Chaplains’ unique contribution is to healthcare is to respond to the spiritual, religious and pastoral needs of patients and staff. This is their sole purpose, to provide a presence and space to meet individual need and promote healing, even when cure isn’t possible. Their value is priceless to families in desperate times. However, despite growing evidence for their impact, chaplains are commonly undervalued and misunderstood by their organisations, and the global pandemic revealed the consequences of this confusion. Whilst some chaplains were applauded as heroes along with their fellow health colleagues, others were seen as little more than an infection risk. A survey was designed to capture and learn from the full range of chaplain experiences of the impact of the pandemic across the globe. In June 2020, 1657 chaplains responded from 36 countries. They all experienced considerable disruption to their usual practice, with enforced social distancing having the biggest impact. Out of necessity they embraced technology to maintain contact with patients and families, and shifted focus of their support to staff.
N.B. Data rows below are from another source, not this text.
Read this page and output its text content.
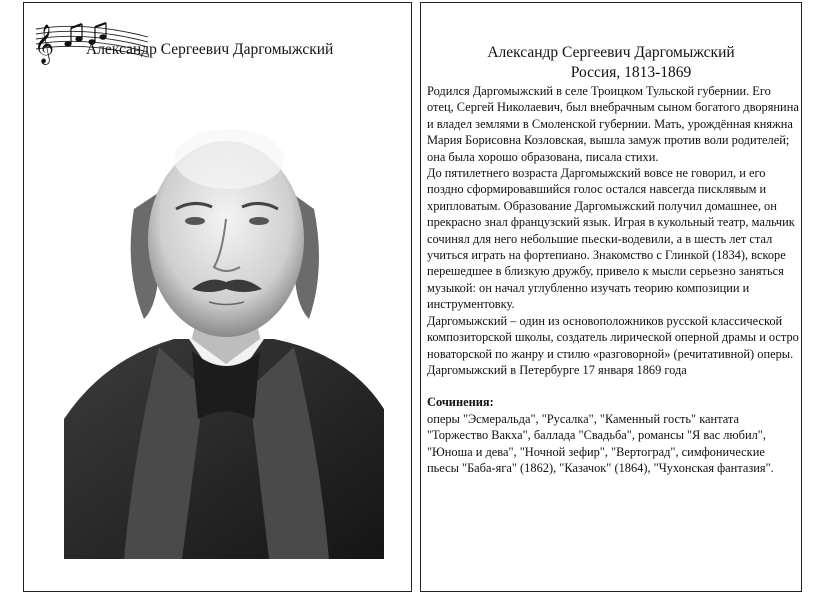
𝄞 Александр Сергеевич Даргомыжский	Александр Сергеевич Даргомыжский
Россия, 1813-1869

Родился Даргомыжский в селе Троицком Тульской губернии. Его отец, Сергей Николаевич, был внебрачным сыном богатого дворянина и владел землями в Смоленской губернии. Мать, урождённая княжна Мария Борисовна Козловская, вышла замуж против воли родителей; она была хорошо образована, писала стихи.

До пятилетнего возраста Даргомыжский вовсе не говорил, и его поздно сформировавшийся голос остался навсегда писклявым и хрипловатым. Образование Даргомыжский получил домашнее, он прекрасно знал французский язык. Играя в кукольный театр, мальчик сочинял для него небольшие пьески-водевили, а в шесть лет стал учиться играть на фортепиано. Знакомство с Глинкой (1834), вскоре перешедшее в близкую дружбу, привело к мысли серьезно заняться музыкой: он начал углубленно изучать теорию композиции и инструментовку.

Даргомыжский – один из основоположников русской классической композиторской школы, создатель лирической оперной драмы и остро новаторской по жанру и стилю «разговорной» (речитативной) оперы.

Даргомыжский в Петербурге 17 января 1869 года

Сочинения:

оперы "Эсмеральда", "Русалка", "Каменный гость" кантата "Торжество Вакха", баллада "Свадьба", романсы "Я вас любил", "Юноша и дева", "Ночной зефир", "Вертоград", симфонические пьесы "Баба-яга" (1862), "Казачок" (1864), "Чухонская фантазия".
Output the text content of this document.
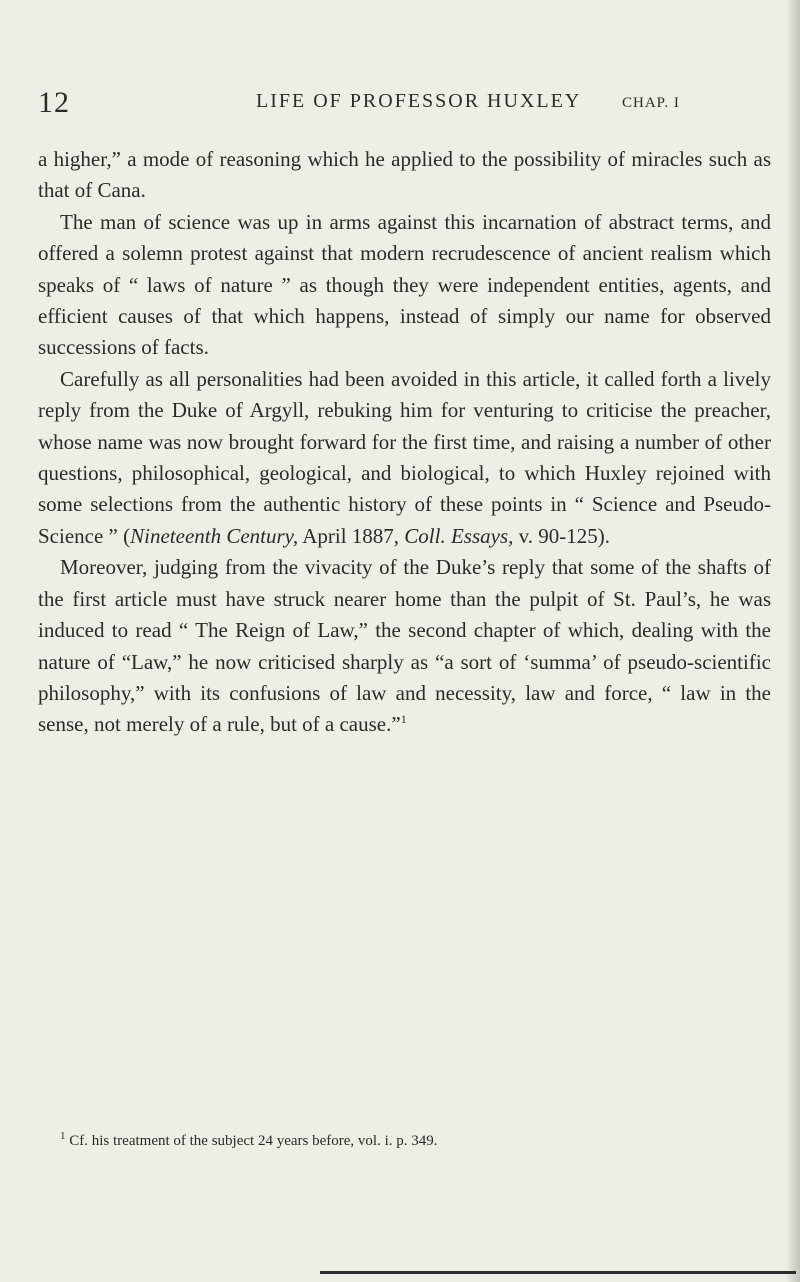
12	LIFE OF PROFESSOR HUXLEY	CHAP. I

a higher,” a mode of reasoning which he applied to the possibility of miracles such as that of Cana.

The man of science was up in arms against this incarnation of abstract terms, and offered a solemn protest against that modern recrudescence of ancient realism which speaks of “ laws of nature ” as though they were independent entities, agents, and efficient causes of that which happens, instead of simply our name for observed successions of facts.

Carefully as all personalities had been avoided in this article, it called forth a lively reply from the Duke of Argyll, rebuking him for venturing to criticise the preacher, whose name was now brought forward for the first time, and raising a number of other questions, philosophical, geological, and biological, to which Huxley rejoined with some selections from the authentic history of these points in “ Science and Pseudo-Science ” (Nineteenth Century, April 1887, Coll. Essays, v. 90-125).

Moreover, judging from the vivacity of the Duke’s reply that some of the shafts of the first article must have struck nearer home than the pulpit of St. Paul’s, he was induced to read “ The Reign of Law,” the second chapter of which, dealing with the nature of “Law,” he now criticised sharply as “a sort of ‘summa’ of pseudo-scientific philosophy,” with its confusions of law and necessity, law and force, “ law in the sense, not merely of a rule, but of a cause.”$^1$

$^1$ Cf. his treatment of the subject 24 years before, vol. i. p. 349.
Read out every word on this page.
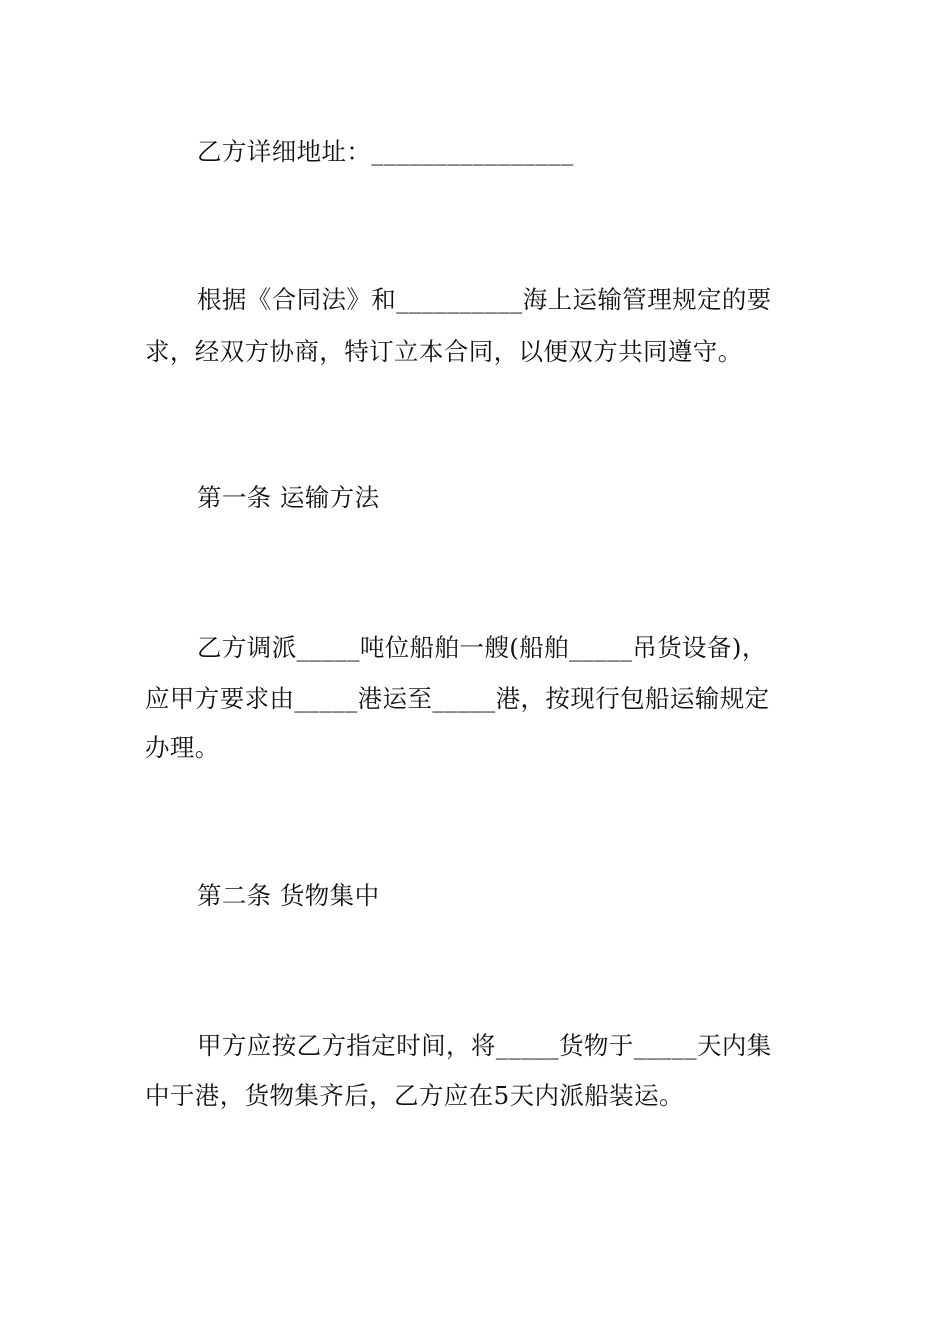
乙方详细地址：________________
根据《合同法》和__________海上运输管理规定的要
求，经双方协商，特订立本合同，以便双方共同遵守。
第一条 运输方法
乙方调派_____吨位船舶一艘(船舶_____吊货设备)，
应甲方要求由_____港运至_____港，按现行包船运输规定
办理。
第二条 货物集中
甲方应按乙方指定时间，将_____货物于_____天内集
中于港，货物集齐后，乙方应在5天内派船装运。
Whilst some chaplains were viewed as essential employees by their organisations, most were not. Despite the majority thinking that their organisations understood what they did, chaplains themselves were neither clear or unclear about their role during and post pandemic. More surprisingly, they felt similarly unclear about their role before the pandemic. This paper concludes that in general chaplains lack leadership skills, and confusion about their role will persist until this changes.